Etelka - I wish you luck with the clem's from Bluestone. They were my biggest disappointments aside from the disaster clematis co-op (NOT Koi's). I think there's a phlox named Eva Cullum that might have to do until there's a clem named Eva.
Pirl, your clems are stunning...I love VV, & may have to track one down! Marie, the red clem is Ruutel, I believe...my tags got totally messed up, Marie Louise Jensen was the tag, but that clem is purple, I believe...
Based upon all of your lovely examples, I concur with those who suggested my NoID is HF Young.
The first pic was taken in April and the second, taken on Monday show the 'real' color - the third photo, from this morning, looks off color - due to the sunlight behind and the reflected light from my red shirt and the surrounding flowers, To my eye, it's a dead-on match (7 petals, etc.).
Marilyn - I did a collage and now they don't look like they are the same clematis.
Your center is much fluffier than mine.
My center stripe goes right to the edge.
Your sepals overlap as they emerge from the center where mine has a space.
Your sepal edges are pointed, mine are rounded.
You have seven sepals, I have six.
Hi everybody, we had three days of good slow rain and the garden looks good. Early next week I will get my new Clems and I was wandering if I wanted to plant one in a pot, how big should the pot be. Will make some trellis that will fit into the pot, but I was hoping to get big enough to not to have to repot after a few years. Thanks, Etelka
Then it would have to be a very big pot, Etelka. If you select a medium color pot and keep it in part shade it will probably do fine. Look in Walmart for their plastic self-watering pots and buy the largest one, less than $5.00, and be sure to mulch it very well - at least 3" if not more. The pot relies on you to give it water but I'd add water crystals, reconstituted, just to be safe.
I just received my Bluestone order, 3 Venosa Violacea and one Ice blue. They look nice and healthy, not to big and no buds, but I think I got nice plants for under 7 dollars each. I am planing to give one to my friend that has a nice fence to run it on and just started to grow clematis. I have to go get some more bone meal and look for some large flower pots to plant some in it. Still two more clems are coming next week from Brushwood.
kiseta, what's joy! Happy gardening! I love all your clems. everyone. This one is for wwk. relating climbing hydrangea. See the humongous vine climbing up the base of my dogwood? That's my climbing hydrangea which is roughly 7-8 years of age. The potted plant in the front is Billbergia nutans if someone maybe wondering.
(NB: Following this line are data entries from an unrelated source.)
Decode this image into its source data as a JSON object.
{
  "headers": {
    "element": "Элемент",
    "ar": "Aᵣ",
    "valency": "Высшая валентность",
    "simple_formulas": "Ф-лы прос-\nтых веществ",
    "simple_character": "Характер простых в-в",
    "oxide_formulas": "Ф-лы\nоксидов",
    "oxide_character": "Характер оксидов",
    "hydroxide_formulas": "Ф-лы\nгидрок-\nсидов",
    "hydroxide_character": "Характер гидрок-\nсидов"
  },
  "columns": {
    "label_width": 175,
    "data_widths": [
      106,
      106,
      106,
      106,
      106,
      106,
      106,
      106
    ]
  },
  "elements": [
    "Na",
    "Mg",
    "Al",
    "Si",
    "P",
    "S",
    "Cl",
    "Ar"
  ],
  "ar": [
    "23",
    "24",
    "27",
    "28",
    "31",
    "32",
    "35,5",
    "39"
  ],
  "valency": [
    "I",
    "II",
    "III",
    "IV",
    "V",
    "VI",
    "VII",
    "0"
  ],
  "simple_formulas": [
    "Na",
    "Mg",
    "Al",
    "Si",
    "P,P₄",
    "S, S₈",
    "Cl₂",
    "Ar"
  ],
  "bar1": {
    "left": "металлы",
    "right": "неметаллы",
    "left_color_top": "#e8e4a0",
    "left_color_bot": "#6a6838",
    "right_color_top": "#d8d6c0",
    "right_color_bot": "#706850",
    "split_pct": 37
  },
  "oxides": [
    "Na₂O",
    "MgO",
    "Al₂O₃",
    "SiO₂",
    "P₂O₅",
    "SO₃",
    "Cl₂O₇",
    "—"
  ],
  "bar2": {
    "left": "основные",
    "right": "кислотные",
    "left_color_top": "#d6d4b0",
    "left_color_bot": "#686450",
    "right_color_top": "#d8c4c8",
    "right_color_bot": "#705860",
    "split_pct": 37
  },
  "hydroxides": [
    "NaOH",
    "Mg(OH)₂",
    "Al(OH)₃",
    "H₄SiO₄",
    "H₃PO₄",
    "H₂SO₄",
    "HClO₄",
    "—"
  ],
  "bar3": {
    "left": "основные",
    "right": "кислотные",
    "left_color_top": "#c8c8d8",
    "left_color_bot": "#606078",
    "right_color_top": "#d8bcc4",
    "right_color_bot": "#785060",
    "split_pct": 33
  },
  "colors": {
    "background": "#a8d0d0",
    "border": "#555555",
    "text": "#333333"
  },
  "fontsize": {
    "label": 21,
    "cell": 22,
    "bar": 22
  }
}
I have just picked up a flower pot, 20" wide, I did not like the self watering ones, to bright colors, this will be nicer with black trellis. When I put the clem in the pot, do I put it in the middle or in one side that way I can plant some annuals around it to keep it cool. Some stores had nice ceramic pots but no holes in them. This one is kind of plastic and I can drill few holes in the bottom.
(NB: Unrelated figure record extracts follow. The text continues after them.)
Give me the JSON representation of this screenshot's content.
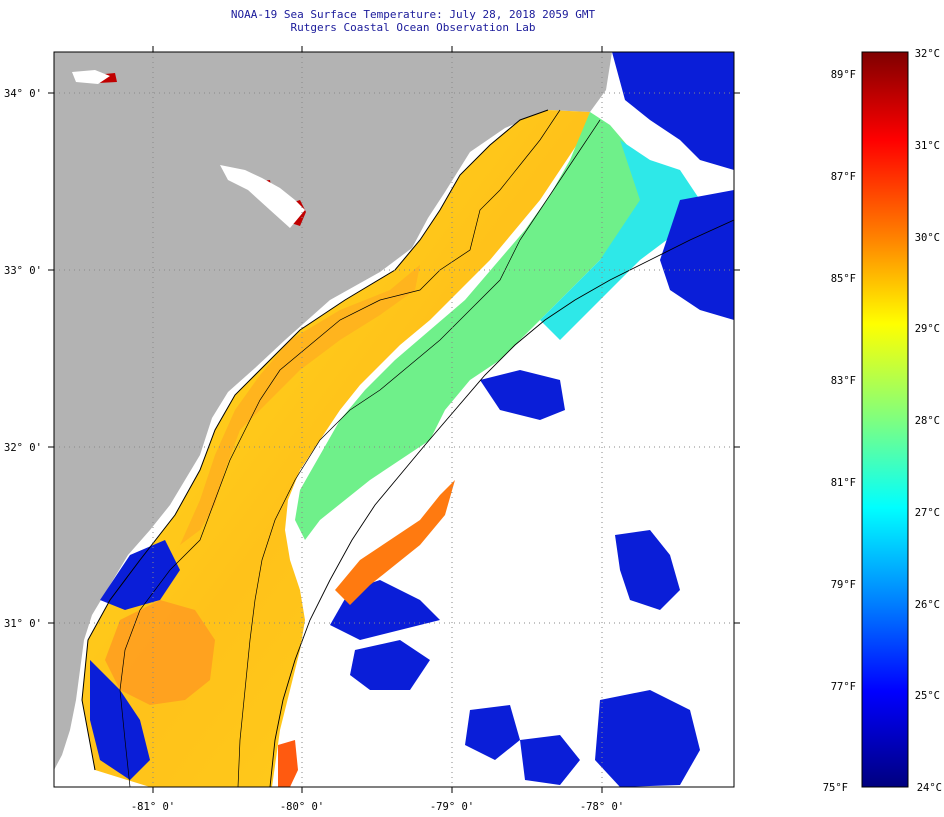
{
  "title": {
    "line1": "NOAA-19 Sea Surface Temperature:  July 28, 2018 2059 GMT",
    "line2": "Rutgers Coastal Ocean Observation Lab"
  },
  "map": {
    "lat_labels": [
      "34° 0'",
      "33° 0'",
      "32° 0'",
      "31° 0'"
    ],
    "lon_labels": [
      "-81° 0'",
      "-80° 0'",
      "-79° 0'",
      "-78° 0'"
    ],
    "colors": {
      "land": "#b3b3b3",
      "cloud": "#ffffff",
      "coast": "#000000"
    }
  },
  "colorbar": {
    "fahrenheit_labels": [
      "89°F",
      "87°F",
      "85°F",
      "83°F",
      "81°F",
      "79°F",
      "77°F",
      "75°F"
    ],
    "celsius_labels": [
      "32°C",
      "31°C",
      "30°C",
      "29°C",
      "28°C",
      "27°C",
      "26°C",
      "25°C",
      "24°C"
    ],
    "range_celsius": [
      24,
      32
    ],
    "colors": [
      "#00007f",
      "#0000ff",
      "#007fff",
      "#00ffff",
      "#7fff7f",
      "#ffff00",
      "#ff7f00",
      "#ff0000",
      "#7f0000"
    ]
  }
}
The first one is the my Ville de Lyon. ,,finally it is blooming after 3 years. I had forgot where I had planted it. The second is hard to see, but the bloom is a dark purple. The first bloom was eaten by slugs. I am not sure of the name. I think it is the one I bought that never grew for 2 years, so I moved it.
Minne I have had abundant success 1 time in growing Clems from seed. I put the seeds in a pot after clening them and dthen put them out in a cold frame and forgot them. Some time a year later I looked in the frame and there were hundreds of clem plants. Since then I have had no success trying a variety of techniques.
I have been doing some weeding this morning. The temperature at the moment has reached 80 . Yesterday WE had a 90 degree afternoon.
I moved the clematis to a place in the border where I'll place a teepee type trellis (ordered on line, to match this one) when it arrives. I hope moving the clem root now didn't kill it and that it sends up a few shoots soon.